日南町では、恵まれた森林を「資源」として活用し、かつ持続可能な森林整備のための財源を確保するため、環境に配慮した森林整備を行うことが条件となる国際規格FSC認証を取得した町有林302haを対象に、6、604tのクレジットを平成25年度に取得。販売当初は制度の認知不足もあり、年間に数件、20~200tほどの販売に留まっていましたが、平成30年に転機が訪れました。制度に賛同する企業数も増加し、クレジットの販売量も625tと激増。以降、令和元年度に529t、令和2年度に658tと好調を堅持し、令和3年度においては、単年度で販売件数が100件を超え、販売量も1、974t(約17、000千円)と、過去最高の販売量となっています。その要因として、地球温暖化対策や脱炭素といった環境意識の高まり、またSDGsやESG経営といった企業の意識変化も追い風となっていると考えられますが、山陰合同銀行や鳥取銀行、米子信用金庫、第一生命保険鳥取支社等の地元金融機関とのコーディネート契約によるサポートも大きく影響しています。
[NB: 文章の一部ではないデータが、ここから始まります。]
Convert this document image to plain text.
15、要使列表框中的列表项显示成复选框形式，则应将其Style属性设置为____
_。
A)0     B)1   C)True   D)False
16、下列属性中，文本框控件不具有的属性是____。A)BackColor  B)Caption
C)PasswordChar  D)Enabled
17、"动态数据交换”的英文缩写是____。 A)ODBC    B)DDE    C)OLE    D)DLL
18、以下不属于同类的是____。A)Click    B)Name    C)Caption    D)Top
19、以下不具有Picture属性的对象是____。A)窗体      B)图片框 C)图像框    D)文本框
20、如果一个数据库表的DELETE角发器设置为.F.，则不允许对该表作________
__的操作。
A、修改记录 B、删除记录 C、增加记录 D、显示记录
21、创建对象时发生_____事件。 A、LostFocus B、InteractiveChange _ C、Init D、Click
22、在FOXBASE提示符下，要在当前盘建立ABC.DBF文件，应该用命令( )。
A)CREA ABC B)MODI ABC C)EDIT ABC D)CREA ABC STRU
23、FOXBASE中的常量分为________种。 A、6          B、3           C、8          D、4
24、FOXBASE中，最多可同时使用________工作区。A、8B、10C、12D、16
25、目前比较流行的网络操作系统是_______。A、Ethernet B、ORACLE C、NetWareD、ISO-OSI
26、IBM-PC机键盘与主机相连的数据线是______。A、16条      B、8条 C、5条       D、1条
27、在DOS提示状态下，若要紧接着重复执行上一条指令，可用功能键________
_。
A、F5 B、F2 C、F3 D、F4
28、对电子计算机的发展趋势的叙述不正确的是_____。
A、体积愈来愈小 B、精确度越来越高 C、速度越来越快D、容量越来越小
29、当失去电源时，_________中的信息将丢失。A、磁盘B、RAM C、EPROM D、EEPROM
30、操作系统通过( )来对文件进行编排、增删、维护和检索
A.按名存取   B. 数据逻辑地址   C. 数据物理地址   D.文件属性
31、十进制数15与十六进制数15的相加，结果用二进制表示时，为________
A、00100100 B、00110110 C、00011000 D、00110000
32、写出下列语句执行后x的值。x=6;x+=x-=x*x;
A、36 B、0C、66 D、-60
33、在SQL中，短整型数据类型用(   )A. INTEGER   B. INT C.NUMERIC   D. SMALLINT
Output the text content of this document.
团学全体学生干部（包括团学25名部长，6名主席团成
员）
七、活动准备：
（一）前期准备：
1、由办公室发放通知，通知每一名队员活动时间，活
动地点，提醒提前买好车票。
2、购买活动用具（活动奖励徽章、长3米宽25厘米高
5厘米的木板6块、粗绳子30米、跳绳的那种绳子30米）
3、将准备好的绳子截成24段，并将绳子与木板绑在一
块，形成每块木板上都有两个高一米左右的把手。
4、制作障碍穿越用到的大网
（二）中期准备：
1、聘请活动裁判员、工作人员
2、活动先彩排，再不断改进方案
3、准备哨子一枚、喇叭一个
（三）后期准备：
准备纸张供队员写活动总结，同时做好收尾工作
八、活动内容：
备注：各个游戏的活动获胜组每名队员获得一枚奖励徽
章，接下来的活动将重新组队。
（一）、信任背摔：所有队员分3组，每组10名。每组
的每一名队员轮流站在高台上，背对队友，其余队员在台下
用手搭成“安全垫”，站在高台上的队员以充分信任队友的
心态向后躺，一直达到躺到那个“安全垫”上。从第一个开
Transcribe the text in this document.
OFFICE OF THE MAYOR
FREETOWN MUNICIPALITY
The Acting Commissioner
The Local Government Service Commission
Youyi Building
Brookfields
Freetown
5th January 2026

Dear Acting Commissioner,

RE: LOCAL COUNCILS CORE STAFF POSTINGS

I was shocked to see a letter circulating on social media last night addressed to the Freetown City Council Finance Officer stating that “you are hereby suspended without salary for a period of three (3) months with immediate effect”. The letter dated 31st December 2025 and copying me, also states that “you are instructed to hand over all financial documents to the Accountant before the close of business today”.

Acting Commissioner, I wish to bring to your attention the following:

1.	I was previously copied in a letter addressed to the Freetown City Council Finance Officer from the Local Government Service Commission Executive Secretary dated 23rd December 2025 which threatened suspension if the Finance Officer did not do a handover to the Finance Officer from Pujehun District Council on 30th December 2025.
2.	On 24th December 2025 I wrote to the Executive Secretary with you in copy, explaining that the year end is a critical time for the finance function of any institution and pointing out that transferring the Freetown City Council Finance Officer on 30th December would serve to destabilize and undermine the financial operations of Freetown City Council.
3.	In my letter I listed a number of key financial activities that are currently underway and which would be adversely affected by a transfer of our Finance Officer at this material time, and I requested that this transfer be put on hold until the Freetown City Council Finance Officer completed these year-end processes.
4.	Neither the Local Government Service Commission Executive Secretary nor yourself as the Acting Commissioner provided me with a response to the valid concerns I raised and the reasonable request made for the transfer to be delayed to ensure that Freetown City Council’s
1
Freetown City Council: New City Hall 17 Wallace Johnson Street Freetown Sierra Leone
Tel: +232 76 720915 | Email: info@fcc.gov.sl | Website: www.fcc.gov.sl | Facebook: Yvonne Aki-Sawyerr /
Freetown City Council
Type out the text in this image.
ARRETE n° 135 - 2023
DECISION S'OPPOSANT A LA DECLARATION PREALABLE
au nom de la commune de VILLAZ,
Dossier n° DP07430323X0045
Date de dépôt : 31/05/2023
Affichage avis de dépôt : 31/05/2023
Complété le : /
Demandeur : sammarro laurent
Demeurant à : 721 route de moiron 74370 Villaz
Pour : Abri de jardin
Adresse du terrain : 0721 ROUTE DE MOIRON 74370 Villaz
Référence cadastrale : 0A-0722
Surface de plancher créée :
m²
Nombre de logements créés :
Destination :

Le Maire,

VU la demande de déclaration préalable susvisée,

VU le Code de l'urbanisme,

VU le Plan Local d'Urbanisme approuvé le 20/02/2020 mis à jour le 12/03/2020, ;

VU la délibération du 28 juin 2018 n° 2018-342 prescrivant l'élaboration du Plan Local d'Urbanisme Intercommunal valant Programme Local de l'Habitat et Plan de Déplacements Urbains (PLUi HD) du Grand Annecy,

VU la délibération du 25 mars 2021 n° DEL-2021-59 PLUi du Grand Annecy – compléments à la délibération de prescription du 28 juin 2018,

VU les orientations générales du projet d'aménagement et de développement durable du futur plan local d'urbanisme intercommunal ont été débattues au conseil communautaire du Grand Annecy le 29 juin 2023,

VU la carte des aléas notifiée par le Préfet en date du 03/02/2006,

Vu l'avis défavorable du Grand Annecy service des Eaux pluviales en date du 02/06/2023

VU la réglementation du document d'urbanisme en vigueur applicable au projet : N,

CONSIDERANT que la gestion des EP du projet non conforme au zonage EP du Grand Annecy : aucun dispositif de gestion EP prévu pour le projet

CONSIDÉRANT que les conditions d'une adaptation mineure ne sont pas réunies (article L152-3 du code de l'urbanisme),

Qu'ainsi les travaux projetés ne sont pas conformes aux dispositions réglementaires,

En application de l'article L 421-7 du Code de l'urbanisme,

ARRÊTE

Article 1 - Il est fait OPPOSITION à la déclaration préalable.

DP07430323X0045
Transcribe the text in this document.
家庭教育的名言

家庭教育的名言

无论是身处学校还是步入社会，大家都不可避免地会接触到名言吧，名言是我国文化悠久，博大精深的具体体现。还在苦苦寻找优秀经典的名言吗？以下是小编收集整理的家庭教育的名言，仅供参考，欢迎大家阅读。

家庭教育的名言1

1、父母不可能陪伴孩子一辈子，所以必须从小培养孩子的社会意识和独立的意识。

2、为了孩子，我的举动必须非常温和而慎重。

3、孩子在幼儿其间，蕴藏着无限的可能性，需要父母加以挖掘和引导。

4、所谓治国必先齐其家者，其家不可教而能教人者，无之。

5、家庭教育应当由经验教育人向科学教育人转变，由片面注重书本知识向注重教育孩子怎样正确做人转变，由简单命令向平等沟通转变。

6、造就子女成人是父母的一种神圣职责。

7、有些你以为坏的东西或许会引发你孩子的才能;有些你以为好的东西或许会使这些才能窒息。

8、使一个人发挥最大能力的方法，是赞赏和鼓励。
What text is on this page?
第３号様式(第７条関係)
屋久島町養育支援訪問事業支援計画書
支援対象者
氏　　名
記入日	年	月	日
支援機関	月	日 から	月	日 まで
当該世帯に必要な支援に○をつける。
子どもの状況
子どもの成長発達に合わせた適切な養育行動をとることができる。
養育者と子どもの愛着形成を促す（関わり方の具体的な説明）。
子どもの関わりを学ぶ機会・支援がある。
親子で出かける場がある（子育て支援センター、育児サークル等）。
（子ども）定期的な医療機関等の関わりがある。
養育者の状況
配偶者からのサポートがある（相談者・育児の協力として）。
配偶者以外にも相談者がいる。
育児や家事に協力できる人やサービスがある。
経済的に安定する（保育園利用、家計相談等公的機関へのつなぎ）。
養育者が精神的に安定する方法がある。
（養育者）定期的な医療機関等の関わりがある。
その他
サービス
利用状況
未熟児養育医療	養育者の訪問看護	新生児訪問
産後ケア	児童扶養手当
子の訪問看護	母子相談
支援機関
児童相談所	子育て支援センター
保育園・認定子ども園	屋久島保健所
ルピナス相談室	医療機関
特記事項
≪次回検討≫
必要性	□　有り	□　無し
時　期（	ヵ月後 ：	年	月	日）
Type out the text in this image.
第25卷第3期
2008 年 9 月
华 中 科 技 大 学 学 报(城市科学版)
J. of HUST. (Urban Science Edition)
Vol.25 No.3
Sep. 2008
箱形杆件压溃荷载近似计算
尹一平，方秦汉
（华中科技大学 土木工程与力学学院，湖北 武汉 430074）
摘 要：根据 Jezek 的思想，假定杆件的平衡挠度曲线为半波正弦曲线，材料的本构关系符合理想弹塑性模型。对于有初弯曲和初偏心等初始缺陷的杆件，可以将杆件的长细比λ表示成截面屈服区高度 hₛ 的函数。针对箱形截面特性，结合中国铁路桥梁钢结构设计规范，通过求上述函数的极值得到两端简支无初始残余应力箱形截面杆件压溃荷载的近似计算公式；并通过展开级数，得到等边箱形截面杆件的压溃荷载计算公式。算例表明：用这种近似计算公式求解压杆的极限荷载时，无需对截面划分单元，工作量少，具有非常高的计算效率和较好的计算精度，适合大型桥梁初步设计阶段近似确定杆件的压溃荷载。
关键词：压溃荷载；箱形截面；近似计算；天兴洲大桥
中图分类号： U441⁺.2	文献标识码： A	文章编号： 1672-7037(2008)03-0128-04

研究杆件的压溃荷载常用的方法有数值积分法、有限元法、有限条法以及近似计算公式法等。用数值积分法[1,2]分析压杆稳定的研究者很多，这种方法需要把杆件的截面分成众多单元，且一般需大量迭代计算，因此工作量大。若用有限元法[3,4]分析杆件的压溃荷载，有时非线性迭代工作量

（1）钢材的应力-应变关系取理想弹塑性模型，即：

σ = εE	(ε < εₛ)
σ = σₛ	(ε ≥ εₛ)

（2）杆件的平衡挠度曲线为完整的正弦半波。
地元企業との結びつきの強い地方銀行の支援により、購入企業の裾野が広がっており、こうした地域金融機関とタイアップした販売戦略は、内閣府地方創生SDGs金融表彰や、総務省ふるさとづくり大賞、NIKKEI脱炭素アワード大賞受賞等、全国の優良事例として注目されています。クレジットの販売収益は、循環型林業の実現を目指すべく、民有林も含めた町内林の新植の財源として活用しており、林業アカデミーを卒業した学生らがJ-クレジットによって民間企業からいただいた財源をもとに新植の作業を行っています。

鳥取県知事も同席して行われたJ-クレジット売買契約調印式

鳥取県知事も同席して行われたJ-クレジット売買契約調印式

環境貢献型道の駅「にちなん日野川の郷」

環境貢献型道の駅「にちなん日野川の郷」

カーボンオフセット協力金として、すべての商品に 1品1円を付与

カーボンオフセット協力金として、すべての商品に 1品1円を付与

カーボンオフセット協力金として、すべての商品に 1品1円を付与

5.お買い物で森を守る、全国初の道の駅

平成28年にオープンした日南町の道の駅「にちなん日野川の郷」は、全国初の二酸化炭素を排出しない「環境貢献型道の駅」として運営しています。これは、道の駅で使用する電気やガス等を二酸化炭素排出量に換算し、町が所有するJ-クレジットでカーボン・オフセットすることで可能となっています。鳥取県内でも15番目、中国地方でも100番目の道の駅となることから、特異性をもった道の駅の運営を目指し、「環境にとことん配慮した、二酸化炭素排出ゼロの道の駅」としてオープンすることとしました。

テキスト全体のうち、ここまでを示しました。